Angel was not having it, and felt positive his “Are you not entertained?!” moment would be swift and effortless.
This debate has continued to find its way into our communication for years, neither of us really budging from our initial takes. It actually came up recently, and I decided after that I’d finally do a quick search about the concept of “man vs. bobcat.” After all, neither of us really knew what we were talking about. With minimal effort — three to five minutes — I found out some interesting stuff.
For one, it is very difficult if not impossible to find an incident of a bobcat killing a person. I find this shocking. I still feel like it’s probably happened at some point but I am forced to wonder… Had I been overestimating the bobcat’s savagery?
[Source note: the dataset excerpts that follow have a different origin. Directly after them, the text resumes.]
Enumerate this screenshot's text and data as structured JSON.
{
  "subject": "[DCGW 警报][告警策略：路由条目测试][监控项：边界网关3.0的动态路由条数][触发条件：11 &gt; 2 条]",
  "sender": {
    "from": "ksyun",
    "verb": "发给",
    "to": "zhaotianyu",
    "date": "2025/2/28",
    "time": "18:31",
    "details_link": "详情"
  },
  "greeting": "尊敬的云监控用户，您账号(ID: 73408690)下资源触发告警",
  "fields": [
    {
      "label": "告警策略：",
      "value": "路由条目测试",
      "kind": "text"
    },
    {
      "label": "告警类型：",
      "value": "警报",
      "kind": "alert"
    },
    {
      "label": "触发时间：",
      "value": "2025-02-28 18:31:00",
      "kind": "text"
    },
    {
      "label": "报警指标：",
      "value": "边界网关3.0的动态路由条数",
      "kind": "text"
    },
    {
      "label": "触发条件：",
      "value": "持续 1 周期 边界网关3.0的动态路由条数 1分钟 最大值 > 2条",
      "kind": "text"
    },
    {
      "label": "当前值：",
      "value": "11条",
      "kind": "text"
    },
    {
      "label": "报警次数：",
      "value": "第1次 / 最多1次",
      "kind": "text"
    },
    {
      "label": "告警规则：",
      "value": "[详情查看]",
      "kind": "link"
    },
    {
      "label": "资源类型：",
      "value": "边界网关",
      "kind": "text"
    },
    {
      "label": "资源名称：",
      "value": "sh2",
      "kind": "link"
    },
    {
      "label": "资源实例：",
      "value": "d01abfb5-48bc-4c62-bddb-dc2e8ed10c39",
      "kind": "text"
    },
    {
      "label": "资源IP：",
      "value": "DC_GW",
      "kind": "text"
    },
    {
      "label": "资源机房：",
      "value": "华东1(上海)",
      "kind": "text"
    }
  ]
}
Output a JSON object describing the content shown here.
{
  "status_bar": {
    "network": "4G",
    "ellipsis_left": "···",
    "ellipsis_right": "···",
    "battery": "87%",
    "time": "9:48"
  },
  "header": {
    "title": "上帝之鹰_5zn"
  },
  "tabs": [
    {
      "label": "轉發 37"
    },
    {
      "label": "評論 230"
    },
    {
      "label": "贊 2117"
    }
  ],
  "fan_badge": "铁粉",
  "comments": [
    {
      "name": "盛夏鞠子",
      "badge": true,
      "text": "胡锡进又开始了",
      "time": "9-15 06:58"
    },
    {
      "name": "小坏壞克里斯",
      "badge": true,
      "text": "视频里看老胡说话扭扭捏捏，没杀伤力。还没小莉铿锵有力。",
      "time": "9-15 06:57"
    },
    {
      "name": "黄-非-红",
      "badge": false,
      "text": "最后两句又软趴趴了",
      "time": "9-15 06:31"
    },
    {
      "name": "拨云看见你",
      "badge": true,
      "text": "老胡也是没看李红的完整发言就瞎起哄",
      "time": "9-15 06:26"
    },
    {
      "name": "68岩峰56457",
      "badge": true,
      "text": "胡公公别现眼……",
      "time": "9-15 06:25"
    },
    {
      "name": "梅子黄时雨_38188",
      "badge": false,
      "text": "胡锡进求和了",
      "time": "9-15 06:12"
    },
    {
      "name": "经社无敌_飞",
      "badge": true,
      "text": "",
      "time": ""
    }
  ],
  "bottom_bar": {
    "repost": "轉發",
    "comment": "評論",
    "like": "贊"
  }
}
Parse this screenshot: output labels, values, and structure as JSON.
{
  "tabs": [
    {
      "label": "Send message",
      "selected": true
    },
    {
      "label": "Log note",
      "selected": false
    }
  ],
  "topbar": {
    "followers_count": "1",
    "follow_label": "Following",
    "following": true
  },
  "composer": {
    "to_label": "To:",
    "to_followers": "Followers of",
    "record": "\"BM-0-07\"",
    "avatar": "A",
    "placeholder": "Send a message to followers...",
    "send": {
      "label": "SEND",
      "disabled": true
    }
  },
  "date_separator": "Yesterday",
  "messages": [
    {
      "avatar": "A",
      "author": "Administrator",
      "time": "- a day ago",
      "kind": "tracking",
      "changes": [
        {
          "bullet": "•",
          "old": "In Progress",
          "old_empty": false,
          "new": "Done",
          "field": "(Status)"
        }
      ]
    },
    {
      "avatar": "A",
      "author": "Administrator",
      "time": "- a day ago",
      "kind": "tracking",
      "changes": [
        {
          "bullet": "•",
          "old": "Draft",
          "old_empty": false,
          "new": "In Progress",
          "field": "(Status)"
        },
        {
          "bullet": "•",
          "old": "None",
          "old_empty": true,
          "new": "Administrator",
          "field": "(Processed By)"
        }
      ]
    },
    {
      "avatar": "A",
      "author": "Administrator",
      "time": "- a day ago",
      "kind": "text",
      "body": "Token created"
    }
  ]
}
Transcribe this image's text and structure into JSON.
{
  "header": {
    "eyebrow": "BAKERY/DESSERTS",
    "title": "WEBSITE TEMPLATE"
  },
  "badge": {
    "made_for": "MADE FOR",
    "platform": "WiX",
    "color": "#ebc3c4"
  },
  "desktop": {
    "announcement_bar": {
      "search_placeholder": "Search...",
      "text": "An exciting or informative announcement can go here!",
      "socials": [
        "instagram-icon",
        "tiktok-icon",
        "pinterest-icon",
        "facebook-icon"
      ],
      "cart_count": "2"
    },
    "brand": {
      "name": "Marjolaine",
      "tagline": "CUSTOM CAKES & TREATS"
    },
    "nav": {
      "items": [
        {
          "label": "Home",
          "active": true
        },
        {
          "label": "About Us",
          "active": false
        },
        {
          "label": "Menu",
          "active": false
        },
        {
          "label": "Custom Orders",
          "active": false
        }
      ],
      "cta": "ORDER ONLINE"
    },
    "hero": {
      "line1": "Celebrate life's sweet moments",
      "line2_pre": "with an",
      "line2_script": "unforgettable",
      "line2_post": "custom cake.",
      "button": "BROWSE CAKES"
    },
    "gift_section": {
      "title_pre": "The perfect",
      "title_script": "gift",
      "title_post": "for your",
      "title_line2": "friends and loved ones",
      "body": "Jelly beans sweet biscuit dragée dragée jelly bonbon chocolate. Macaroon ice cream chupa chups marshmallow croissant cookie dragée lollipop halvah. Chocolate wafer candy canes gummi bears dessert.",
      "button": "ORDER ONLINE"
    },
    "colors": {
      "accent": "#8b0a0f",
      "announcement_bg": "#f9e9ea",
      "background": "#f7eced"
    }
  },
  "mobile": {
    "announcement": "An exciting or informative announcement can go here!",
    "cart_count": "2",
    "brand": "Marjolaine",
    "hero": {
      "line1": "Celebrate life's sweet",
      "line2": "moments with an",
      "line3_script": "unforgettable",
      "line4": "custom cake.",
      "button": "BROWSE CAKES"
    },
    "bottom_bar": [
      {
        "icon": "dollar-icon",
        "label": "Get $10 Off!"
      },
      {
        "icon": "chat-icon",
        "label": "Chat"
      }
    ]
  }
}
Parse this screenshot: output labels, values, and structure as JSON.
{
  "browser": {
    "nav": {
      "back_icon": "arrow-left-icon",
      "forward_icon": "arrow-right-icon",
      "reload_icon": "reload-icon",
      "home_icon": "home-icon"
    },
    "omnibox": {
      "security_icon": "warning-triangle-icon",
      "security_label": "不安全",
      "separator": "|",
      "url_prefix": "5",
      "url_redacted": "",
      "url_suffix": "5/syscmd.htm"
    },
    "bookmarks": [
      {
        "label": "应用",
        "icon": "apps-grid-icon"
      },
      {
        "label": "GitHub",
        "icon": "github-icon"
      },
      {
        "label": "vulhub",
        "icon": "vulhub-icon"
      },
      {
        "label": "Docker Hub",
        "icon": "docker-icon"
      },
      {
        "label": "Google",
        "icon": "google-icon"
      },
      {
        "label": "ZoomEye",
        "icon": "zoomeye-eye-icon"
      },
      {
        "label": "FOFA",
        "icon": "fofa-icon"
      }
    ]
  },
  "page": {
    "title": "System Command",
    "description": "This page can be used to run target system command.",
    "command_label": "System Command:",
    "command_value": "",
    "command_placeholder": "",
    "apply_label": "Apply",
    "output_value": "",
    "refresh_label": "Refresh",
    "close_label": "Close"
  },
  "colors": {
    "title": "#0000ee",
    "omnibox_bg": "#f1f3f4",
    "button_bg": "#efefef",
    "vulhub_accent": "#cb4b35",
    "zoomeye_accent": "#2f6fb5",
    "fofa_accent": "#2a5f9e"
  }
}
Its spirit? And secondly: I was able to find a handful of cases over the last decade or two in which a human was forced to fight a bobcat. (I’m sure there are more.) While each person was subject to substantial slashes and bites all over their bodies (one woman reported broken fingers on both hands), in every case the human was eventually able to subdue and strangle the bobcat to death.
I don’t know. I guess that information should ease my concern a little, at least in regards to my friend surviving the event. I just hope that behind all the braggadocio he’s been taking it all a bit more seriously. The bobcat remains a formidable foe and should be treated as such, even if humans have been killing them with their bare hands for all of history.
Before closing, I feel it only fair to allow Angel a few words, to revisit/update his position on the bobcat challenge:
“I was not defensive. Aes was defensive because I dared not be afraid of a bobcat. He was defensive that I was not defensive. It infuriated him such that he took the conversation back to the van. And wherever else it’s gone. I love bobcats. I love all of God’s creatures. If a bobcat tried to get at me I would put it to sleep, just as I would any of God’s creatures under those unfortunate circumstances. I would never say that I would punt a bobcat. That’s not the way I talk. But I would put a bobcat to sleep if I had no other choice. But I think it’s way more likely that me and a bobcat would be cool.”
There you have it. I’ll try to keep you abreast of any notable updates regarding this theoretical altercation. And remember: This challenge is purely speculative. Any bobcat(s) that may die at the hands of Angel in the future is entirely coincidental, and should be assumed to have been an unavoidable encounter.